- Born: Henrietta Scerri 2 April 1901 Sliema, Crown Colony of Malta
- Died: 9 July 1973 (aged 72) Malta
- Burial place: Addolorata Cemetery, Paola, Malta
- Occupations: Spy; nurse; housewife;

= Chetta Chevalier =

Maltese woman who rescued Jews during WWII

Henrietta Chetta Chevalier (2 April 1901 – 9 July 1973) was a Maltese woman of British nationality resident in Rome and a critical node in Monsignor Hugh O'Flaherty's "Rome Escape Line" network operating in the Vatican during World War II. Her third-floor flat on the Via Imperia was used as a depot for supplies, and to lodge escapees fleeing the Fascist regimes of Europe. She was known within the organization as "Mrs. M." The provenance of her nom de guerre — whether this was a reference to her home island of Malta, her mother's maiden name, or another factor — is unknown.

==Life==
Chevalier was born Henrietta Scerri to Emmanuel Scerri and his wife Maria née Mamo in Sliema, Malta. She married Thomas Chevalier on 15 May 1920 at the Church of Our Lady of the Sacred Heart in Sliema. The couple lived in Rome, where Mr. Chevalier worked as an agent for British travel company Thomas Cook & Sons, and had several children. After the death of her husband and the imprisonment of one of her sons in 1939, the British widow found herself stuck in Mussolini's fascist state and responsible for the welfare of her children and elderly mother. Recruited into O'Flaherty's network, Chevalier essentially gave O'Flaherty carte blanche to use her apartment as a storehouse and safehouse for people fleeing fascism. Despite several close scrapes — including one which one of her daughters, Gemma, hid from Chevalier — and being under constant surveillance by Hitler's Sicherheitsdienst, Chevalier and her family continued their clandestine activities under constant risk of death until being evacuated by O'Flaherty's network one by one to a farm on the outskirts of the city where they lived out the rest of the war in hiding themselves.

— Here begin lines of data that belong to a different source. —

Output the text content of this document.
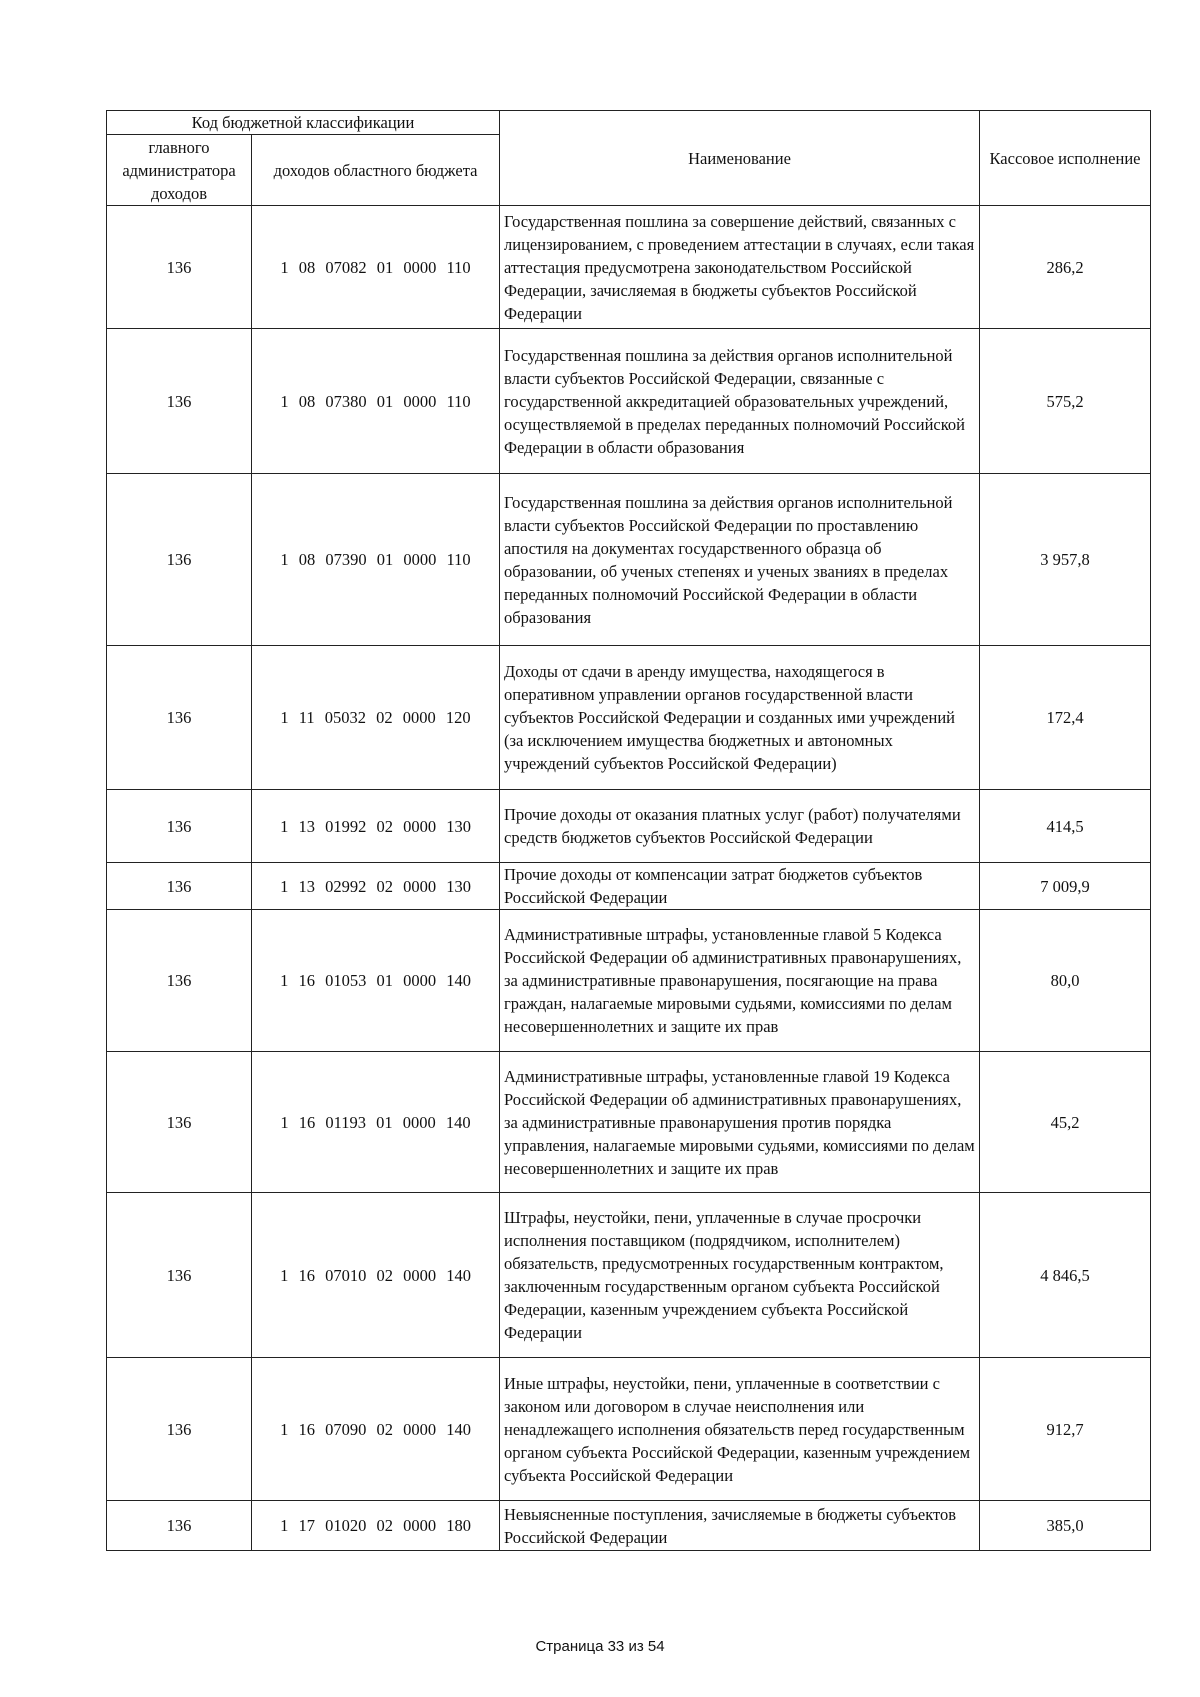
Код бюджетной классификации		Наименование	Кассовое исполнение
главного администратора доходов	доходов областного бюджета		
136	1 08 07082 01 0000 110	Государственная пошлина за совершение действий, связанных с лицензированием, с проведением аттестации в случаях, если такая аттестация предусмотрена законодательством Российской Федерации, зачисляемая в бюджеты субъектов Российской Федерации	286,2
136	1 08 07380 01 0000 110	Государственная пошлина за действия органов исполнительной власти субъектов Российской Федерации, связанные с государственной аккредитацией образовательных учреждений, осуществляемой в пределах переданных полномочий Российской Федерации в области образования	575,2
136	1 08 07390 01 0000 110	Государственная пошлина за действия органов исполнительной власти субъектов Российской Федерации по проставлению апостиля на документах государственного образца об образовании, об ученых степенях и ученых званиях в пределах переданных полномочий Российской Федерации в области образования	3 957,8
136	1 11 05032 02 0000 120	Доходы от сдачи в аренду имущества, находящегося в оперативном управлении органов государственной власти субъектов Российской Федерации и созданных ими учреждений (за исключением имущества бюджетных и автономных учреждений субъектов Российской Федерации)	172,4
136	1 13 01992 02 0000 130	Прочие доходы от оказания платных услуг (работ) получателями средств бюджетов субъектов Российской Федерации	414,5
136	1 13 02992 02 0000 130	Прочие доходы от компенсации затрат бюджетов субъектов Российской Федерации	7 009,9
136	1 16 01053 01 0000 140	Административные штрафы, установленные главой 5 Кодекса Российской Федерации об административных правонарушениях, за административные правонарушения, посягающие на права граждан, налагаемые мировыми судьями, комиссиями по делам несовершеннолетних и защите их прав	80,0
136	1 16 01193 01 0000 140	Административные штрафы, установленные главой 19 Кодекса Российской Федерации об административных правонарушениях, за административные правонарушения против порядка управления, налагаемые мировыми судьями, комиссиями по делам несовершеннолетних и защите их прав	45,2
136	1 16 07010 02 0000 140	Штрафы, неустойки, пени, уплаченные в случае просрочки исполнения поставщиком (подрядчиком, исполнителем) обязательств, предусмотренных государственным контрактом, заключенным государственным органом субъекта Российской Федерации, казенным учреждением субъекта Российской Федерации	4 846,5
136	1 16 07090 02 0000 140	Иные штрафы, неустойки, пени, уплаченные в соответствии с законом или договором в случае неисполнения или ненадлежащего исполнения обязательств перед государственным органом субъекта Российской Федерации, казенным учреждением субъекта Российской Федерации	912,7
136	1 17 01020 02 0000 180	Невыясненные поступления, зачисляемые в бюджеты субъектов Российской Федерации	385,0
Страница 33 из 54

In 1945, Chevalier was awarded a British Empire Medal (BEM) for her extraordinary efforts to offer sanctuary to those in need. Her efforts are credited with directly offering assistance to 4,000 people during the war.

Chevalier passed away on her native Malta on 9 July 1973, and is buried at the Santa Maria Addolorata Cemetery. A memorial garden has been planted in her honour at the Malta Aviation Museum and was opened on 24 November 2012.